We're living in a more litigious society than ever and employers are at risk for violations and penalties if they're taken to court. More laws are being written to protect job applicants from discrimination in the job market, especially as it relates to criminal background checks. Human resources and hiring managers must individually assess each candidate thoroughly and accurately in order to make hiring decisions. The actions before and after the decision to hire (or not) must also follow up-to-date standards and regulations.
If employers can obtain accurate data and stay compliant with the law, their litigation risk is lessened.
Changes in human resources practices can affect employers' ability to hire the right candidate for a position. New digital human resources trends offer a faster way to recruit and interview applicants but resume fraud is on the rise. Companies are hoping to reduce the chance of hiring someone who doesn't fit with their company culture and at the same time, reduce the risk of negligent hiring claims. Background screening seems to be a viable option, however, hiring managers want answers quick and cheap.
In an article published on Human Resource Executive Online, VeriFirst President Ryan Howard states, "Data accuracy and turnaround times. Those two things keep clients up at night." With a competitive job market, employers are afraid to run the risk of missing out on an applicant and will sometimes cut corners, or opt out of accurate background checks altogether. Rushing the hiring process can get employers into trouble, either with workplace violence, negligent hiring claims or FCRA class action lawsuits.
Highly Regulated Background Checks
HR departments should regularly review their hiring practices, including educating themselves on the current employment laws in their jurisdiction, at the city, state or federal level. Obtaining and verifying information on job applicants must adhere to a select set of rules dictated by the Fair Credit Reporting Act (FCRA). Before obtaining a background check, hiring managers must have an applicant-signed, separate consent form authorizing the employer to run the screening. Employers must also notify applicants after receiving negative results in the manner mandated by the FCRA, a two-step process called "adverse action".
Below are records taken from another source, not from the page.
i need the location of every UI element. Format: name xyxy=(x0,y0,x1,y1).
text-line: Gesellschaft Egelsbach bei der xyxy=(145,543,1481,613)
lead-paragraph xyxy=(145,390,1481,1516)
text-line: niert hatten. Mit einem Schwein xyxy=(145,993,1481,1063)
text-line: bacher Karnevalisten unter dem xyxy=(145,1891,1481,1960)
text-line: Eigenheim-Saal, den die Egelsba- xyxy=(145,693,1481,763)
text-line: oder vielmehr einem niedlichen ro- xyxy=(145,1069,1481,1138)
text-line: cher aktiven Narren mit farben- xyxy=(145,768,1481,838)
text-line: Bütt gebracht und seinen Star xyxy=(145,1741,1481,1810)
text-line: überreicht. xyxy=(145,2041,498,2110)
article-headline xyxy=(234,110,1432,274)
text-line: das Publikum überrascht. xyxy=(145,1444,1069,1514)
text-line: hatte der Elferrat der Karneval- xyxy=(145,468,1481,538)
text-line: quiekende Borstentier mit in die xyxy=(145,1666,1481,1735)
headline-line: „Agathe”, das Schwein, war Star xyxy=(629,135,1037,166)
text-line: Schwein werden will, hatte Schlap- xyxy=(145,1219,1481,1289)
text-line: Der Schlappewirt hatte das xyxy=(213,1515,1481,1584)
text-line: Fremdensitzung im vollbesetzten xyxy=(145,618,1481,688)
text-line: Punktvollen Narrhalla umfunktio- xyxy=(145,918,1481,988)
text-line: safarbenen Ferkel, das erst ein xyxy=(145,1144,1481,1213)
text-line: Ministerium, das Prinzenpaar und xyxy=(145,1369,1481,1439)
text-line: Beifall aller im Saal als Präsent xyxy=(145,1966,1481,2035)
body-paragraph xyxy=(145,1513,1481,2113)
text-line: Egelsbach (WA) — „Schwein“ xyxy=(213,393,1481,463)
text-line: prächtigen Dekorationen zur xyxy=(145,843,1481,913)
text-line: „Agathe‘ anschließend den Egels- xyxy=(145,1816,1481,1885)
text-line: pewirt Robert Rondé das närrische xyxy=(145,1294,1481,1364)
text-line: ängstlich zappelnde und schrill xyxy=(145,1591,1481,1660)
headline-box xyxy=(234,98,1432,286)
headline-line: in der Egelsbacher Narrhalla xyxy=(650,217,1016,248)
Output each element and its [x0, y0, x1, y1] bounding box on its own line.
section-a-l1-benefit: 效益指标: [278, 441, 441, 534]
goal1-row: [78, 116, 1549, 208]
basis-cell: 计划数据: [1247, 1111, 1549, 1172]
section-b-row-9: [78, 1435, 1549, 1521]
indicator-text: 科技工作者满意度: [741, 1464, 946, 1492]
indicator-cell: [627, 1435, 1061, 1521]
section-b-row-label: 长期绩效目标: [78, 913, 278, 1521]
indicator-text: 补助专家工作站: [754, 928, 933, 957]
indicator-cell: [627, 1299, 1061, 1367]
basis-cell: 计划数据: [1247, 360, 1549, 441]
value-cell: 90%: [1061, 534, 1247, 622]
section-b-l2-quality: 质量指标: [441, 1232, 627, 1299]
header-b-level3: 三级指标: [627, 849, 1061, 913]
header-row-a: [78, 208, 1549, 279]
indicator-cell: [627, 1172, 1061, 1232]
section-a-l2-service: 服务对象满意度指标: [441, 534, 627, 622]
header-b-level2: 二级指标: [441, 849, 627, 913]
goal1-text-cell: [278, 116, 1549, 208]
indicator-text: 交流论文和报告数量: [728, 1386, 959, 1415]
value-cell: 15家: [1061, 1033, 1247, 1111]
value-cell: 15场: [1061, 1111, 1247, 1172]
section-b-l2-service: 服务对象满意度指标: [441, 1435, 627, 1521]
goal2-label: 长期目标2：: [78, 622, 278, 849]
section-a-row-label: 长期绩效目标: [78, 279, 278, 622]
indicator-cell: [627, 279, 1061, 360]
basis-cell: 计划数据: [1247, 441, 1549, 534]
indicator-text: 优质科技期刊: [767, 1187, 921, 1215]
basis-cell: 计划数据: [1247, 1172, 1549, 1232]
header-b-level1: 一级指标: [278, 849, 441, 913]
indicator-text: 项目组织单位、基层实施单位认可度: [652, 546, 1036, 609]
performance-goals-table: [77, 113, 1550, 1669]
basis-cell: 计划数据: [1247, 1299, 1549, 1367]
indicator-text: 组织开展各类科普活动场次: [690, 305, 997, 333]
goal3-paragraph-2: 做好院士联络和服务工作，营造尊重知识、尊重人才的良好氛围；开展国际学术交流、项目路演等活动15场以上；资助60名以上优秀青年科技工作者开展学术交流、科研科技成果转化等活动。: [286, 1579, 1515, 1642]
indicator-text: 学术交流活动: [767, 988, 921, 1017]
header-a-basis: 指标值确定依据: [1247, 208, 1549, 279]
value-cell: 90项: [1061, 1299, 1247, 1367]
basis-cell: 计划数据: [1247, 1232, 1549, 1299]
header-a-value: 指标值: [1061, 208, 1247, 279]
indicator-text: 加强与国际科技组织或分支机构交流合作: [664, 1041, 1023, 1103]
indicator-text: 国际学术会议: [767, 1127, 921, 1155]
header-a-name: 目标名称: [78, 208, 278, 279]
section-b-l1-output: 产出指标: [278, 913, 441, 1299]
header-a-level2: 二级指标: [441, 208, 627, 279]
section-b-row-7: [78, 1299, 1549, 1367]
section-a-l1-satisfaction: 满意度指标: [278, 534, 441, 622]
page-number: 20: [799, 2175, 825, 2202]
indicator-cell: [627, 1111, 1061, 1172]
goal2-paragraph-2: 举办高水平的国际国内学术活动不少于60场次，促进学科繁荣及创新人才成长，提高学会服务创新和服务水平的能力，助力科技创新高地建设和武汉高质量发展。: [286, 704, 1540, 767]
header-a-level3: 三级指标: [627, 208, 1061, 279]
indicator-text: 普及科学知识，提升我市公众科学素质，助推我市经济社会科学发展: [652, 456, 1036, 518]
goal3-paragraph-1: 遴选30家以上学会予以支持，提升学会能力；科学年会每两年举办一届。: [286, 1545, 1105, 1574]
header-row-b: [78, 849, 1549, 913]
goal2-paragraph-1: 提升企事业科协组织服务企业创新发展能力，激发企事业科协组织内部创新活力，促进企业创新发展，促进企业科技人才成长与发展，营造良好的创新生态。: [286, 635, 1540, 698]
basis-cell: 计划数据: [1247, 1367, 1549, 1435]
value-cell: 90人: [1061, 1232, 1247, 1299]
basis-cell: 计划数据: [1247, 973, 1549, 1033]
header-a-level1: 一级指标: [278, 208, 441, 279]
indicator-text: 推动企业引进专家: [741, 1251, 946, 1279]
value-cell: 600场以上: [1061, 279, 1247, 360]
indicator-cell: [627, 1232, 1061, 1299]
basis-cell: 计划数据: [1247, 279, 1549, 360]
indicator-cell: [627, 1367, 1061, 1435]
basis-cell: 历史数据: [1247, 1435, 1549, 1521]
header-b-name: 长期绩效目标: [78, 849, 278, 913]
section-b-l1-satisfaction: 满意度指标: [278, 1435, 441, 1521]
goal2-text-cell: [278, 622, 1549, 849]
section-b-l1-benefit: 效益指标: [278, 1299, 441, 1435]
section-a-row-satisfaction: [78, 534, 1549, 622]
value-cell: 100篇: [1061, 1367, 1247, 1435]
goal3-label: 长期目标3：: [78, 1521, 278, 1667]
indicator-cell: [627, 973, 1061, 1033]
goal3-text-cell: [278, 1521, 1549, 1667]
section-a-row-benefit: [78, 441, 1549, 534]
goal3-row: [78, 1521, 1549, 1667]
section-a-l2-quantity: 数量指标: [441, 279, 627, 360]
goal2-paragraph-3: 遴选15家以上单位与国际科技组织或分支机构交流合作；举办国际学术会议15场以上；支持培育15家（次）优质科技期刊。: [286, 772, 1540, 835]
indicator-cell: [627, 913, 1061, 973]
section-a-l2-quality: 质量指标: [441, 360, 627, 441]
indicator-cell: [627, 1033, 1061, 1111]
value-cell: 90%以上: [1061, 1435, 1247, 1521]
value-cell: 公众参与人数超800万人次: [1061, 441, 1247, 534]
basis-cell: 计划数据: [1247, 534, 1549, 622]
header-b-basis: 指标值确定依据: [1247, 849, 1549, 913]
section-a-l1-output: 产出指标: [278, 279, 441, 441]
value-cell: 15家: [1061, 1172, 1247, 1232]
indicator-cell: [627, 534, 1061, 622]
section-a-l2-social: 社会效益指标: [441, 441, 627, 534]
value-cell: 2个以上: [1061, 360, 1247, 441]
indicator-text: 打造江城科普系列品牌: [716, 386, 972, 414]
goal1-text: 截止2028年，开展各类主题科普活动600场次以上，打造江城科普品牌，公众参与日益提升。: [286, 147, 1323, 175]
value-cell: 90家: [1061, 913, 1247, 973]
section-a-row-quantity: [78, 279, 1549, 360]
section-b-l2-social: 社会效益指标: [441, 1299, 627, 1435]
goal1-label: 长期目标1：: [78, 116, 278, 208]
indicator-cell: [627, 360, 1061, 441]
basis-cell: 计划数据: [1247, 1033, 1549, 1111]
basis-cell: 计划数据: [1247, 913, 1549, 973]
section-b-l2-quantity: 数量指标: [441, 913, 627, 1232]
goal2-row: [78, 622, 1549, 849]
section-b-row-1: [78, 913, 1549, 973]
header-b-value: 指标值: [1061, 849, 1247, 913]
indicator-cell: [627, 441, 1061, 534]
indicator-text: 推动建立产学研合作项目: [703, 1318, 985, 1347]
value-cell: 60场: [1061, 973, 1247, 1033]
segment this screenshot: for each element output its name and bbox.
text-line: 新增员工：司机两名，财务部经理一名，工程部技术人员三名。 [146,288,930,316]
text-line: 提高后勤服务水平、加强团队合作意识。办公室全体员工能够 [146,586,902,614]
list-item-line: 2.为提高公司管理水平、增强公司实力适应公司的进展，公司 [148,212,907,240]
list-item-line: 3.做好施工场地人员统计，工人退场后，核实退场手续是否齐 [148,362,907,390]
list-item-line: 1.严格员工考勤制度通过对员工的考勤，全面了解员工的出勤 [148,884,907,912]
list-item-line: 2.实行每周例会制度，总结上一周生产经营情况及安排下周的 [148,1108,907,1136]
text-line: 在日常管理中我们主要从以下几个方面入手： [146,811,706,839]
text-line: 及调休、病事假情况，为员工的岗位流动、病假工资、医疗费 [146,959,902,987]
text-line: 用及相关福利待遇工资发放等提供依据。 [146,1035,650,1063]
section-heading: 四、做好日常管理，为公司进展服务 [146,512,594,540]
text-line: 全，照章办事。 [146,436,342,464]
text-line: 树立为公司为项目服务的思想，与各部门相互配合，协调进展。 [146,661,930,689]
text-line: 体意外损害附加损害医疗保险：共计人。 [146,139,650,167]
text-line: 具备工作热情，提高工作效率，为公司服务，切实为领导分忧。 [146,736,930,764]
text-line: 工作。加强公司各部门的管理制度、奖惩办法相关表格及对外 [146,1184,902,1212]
The applicant then has the opportunity to dispute the findings or to verify its accuracy. Howard reiterates in the Human Resource Executive Online article, "In addition to being required by the FCRA, that two-step process also helps protect the employer if the record-check contains an error. Giving the applicant a real chance to correct mistakes pays off. If it goes the way it should, litigation risk is minimized."
Again, hastening the process means that employers may choose not to hire someone whose background check revealed negative results. If those results are not accurate or incorrect in any way, that applicant may seek litigation against the employer.
Choosing a Screening Partner
Another way for employers to mitigate the risk of a lawsuit is to work with a reputable screening partner. There are many background check companies flooding the market that are offering "cheap" and "fast" results. Hiring managers must remember - you get what you pay for. When choosing a background screening partner, employers may go for the quick and inexpensive option but that doesn't guarantee compliance. Some other things employers may notice include:
- Inaccurate data
- Lack of customer service
- Mistakes during the screening process
- Longer hiring process due to incomplete or incorrect data
- Higher cost of hiring due to turnover
- Higher risk of litigation
There is no single source of information for screening companies to turn to. Even the FBI fingerprinting database does not contain the most recent and accurate data. A screening partner must be willing to work with an employer to provide access to any data needed to make a hiring decision and they must work with the understanding that their client wants the data quickly.
Once employers have a clear understanding of their applicant's background, they must then assess whether a criminal background would inhibit the applicant's ability to do the job or jeopardize the security of other employees and customers. In order to properly assess the applicant, it is often helpful for HR managers to rely on a decision matrix to determine which criminal convictions would lead to a no-hire decision. Having this matrix available lessens the likelihood that there will be discrimination against the applicant.
Accurate and compliant background checks, combined with individual assessments of job applicants, can help employers to make the right hiring decisions for their companies. It may be more time-consuming to obtain complete data, follow FCRA guidelines and meticulously assess each candidate, but employers are left with little choice if they choose to remain out of a courtroom.